RUDYARD KIPLING: SOMETHING OF MYSELF AND OTHER AUTOBIOGRAPHICAL WRITINGS; edited by Thomas Pinney; Cambridge University; 330 pages; $39.50.
Born in Bombay in 1865, Rudyard Kipling grew up in the years that the British Empire reached its fullest height, made his name in the last two decades of the Victorian era, became the first Briton to win the Nobel Prize for Literature in 1907, and lived on until 1936, by which time his imperialist sentiments and bluff style of writing were long out of fashion in literary and academic milieu. But his colorful stories and robustly rhymed poems continued to hold broad popular appeal.Even after his star had waned, voices were raised on his behalf. The British novelist and critic Angus Wilson, who had no use for Kipling's racism and anti-Semitism, offered an insightful and appreciative biographical study, "The Strange Ride of Rudyard Kipling," in 1977, and the following year there was a biography by Lord Birkenhead. Just before he died, Kipling himself had written an autobiography, which was published posthumously (in 1937), heavily edited by his widow: "Something of Myself."
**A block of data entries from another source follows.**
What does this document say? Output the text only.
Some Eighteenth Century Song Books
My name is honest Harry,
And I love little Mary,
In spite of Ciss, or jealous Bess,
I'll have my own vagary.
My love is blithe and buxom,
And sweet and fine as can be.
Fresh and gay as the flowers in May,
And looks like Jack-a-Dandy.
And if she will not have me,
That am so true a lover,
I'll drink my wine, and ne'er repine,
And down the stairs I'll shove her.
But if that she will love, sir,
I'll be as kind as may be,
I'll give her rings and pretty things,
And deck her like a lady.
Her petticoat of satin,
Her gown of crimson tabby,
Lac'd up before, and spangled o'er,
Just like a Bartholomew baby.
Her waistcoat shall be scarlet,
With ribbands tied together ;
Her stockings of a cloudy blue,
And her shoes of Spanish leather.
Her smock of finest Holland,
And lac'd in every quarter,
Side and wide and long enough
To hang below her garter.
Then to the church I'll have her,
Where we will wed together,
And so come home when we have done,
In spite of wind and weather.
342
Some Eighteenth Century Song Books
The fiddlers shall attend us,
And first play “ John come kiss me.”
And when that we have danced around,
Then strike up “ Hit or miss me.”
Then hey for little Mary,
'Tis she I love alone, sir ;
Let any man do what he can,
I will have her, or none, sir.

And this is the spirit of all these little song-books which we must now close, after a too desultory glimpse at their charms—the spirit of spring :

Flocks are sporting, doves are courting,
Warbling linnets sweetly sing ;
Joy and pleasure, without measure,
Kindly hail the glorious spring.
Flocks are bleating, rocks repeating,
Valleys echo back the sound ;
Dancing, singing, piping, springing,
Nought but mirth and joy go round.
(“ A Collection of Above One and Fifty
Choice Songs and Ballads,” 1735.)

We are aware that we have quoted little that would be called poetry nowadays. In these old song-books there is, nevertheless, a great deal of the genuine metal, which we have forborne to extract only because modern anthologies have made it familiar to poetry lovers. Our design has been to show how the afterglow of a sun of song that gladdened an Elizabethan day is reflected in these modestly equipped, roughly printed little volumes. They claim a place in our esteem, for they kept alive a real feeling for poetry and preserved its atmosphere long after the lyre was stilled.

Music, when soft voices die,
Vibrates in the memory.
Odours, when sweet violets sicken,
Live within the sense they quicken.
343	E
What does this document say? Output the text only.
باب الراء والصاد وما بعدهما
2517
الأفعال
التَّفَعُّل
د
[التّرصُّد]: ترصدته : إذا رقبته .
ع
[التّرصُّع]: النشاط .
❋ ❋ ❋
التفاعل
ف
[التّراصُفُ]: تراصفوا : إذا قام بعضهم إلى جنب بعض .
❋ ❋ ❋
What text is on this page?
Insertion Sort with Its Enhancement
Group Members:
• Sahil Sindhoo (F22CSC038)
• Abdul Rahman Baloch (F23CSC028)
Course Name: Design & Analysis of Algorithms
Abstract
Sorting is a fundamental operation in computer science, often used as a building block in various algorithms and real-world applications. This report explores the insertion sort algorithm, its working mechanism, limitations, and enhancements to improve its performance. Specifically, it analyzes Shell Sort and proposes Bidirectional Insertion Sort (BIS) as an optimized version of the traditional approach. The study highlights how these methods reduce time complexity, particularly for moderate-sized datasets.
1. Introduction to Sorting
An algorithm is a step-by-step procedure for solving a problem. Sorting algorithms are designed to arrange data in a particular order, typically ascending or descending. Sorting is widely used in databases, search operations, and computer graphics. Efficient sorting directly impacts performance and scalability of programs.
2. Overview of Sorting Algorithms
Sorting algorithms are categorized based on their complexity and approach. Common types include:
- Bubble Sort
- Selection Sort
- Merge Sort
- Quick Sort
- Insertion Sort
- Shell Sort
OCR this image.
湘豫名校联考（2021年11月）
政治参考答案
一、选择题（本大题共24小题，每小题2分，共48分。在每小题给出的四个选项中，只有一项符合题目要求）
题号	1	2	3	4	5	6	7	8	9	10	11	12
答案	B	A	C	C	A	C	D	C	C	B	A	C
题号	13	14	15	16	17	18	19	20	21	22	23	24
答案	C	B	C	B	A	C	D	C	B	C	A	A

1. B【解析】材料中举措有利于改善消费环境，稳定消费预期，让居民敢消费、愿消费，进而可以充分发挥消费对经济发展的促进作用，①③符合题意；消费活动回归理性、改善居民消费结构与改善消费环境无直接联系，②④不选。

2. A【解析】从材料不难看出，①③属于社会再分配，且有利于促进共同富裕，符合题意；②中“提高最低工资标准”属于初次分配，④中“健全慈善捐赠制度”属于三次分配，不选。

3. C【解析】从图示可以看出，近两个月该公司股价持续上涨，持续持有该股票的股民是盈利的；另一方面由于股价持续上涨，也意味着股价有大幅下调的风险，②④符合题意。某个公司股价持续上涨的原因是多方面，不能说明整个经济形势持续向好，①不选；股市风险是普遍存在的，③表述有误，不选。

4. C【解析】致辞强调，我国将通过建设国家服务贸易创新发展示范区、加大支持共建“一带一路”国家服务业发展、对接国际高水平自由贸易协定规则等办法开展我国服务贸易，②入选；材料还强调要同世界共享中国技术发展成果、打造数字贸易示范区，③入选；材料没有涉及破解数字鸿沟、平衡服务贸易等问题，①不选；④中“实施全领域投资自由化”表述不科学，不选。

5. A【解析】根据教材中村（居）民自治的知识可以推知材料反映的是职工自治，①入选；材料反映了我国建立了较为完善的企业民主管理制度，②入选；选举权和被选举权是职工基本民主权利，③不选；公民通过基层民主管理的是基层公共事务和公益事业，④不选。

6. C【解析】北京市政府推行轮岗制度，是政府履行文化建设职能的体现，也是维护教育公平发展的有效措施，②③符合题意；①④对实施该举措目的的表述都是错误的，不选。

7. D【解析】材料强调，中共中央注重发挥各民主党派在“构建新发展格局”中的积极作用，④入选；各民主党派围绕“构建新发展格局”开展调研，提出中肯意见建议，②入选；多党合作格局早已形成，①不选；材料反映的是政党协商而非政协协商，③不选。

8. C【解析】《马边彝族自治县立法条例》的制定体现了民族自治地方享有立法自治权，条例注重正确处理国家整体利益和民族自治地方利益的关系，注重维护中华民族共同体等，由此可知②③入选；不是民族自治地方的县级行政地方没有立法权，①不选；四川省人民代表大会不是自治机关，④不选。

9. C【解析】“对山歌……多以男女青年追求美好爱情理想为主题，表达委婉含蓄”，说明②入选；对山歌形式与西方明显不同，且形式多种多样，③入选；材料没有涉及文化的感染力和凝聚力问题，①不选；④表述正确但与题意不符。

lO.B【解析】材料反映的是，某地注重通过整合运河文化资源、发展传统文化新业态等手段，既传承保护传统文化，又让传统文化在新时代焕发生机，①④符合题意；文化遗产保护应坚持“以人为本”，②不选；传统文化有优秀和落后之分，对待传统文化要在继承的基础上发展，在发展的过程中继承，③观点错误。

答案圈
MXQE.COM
To say that self-revelation was not Kipling's strongest suit is an understatement. But it also gives the somewhat misleading impression that the author of "The Jungle Book," "Captains Courageous," "Kim, " "Danny Deever," and "Mandalay" was too reticent to write expressively and directly when the subject was himself.
Still, "Something of Myself" proves to be an accurate title.
The "something" that Kipling chose to describe, however, includes much that is of interest: his schooling in England, his apprenticeship as a journalist in India, his travels, and his thoughts about writing as an art, a craft, a way of making a living in the world, and a way of living in the world of imagination.
In addition to "Something of Myself," Pinney has included two brief articles, "My First Book" (1892) and "An English School" (1893), providing further accounts of Kipling's education and his venture into literary life.
The volume concludes with a previously unpublished diary that Kipling kept as a journalist in India in 1885: a terse record of hard work, discomfort and difficulty that is anything but the kind of reflective diary kept by someone like Virginia Woolf.
But when Kipling chose to do so, he could write powerfully about his more private emotions.
The experience that continued to exercise the strongest hold on his imagination was that of being separated from India and his beloved parents at the age of 5 and sent (as was the custom among colonials) to England to receive his education. Kipling and his younger sister Trix were boarded with strangers. For him, the experience in this home was so horrible as to make the time he later spent in boarding school seem a positive joy and delight.
Kipling describes his stay in the place he calls "The House of Desolation" in "Something of Myself," draws on it in his novel "The Light That Failed" (not included in this collection), and makes the most memorable use of it in his previously unpublished illustrations to it. It is a story well worth reprinting.
Yet, for all his early love of art and his passion for escape into the world of literature, Kipling grew up to become the "manly," outgoing antithesis of the 1890s aesthetes: the hard-headed working writer who championed the cause of the "tommy" - the ordinary British soldier charged with shouldering the burdens of empire without reaping the benefits of power or personal glory.
Although nothing he writes in his autobiography quite captures the strange blend of opposites that makes his work so compelling, the bluntness of Kipling on Kipling cannot completely disguise the more enigmatic boy beneath the man.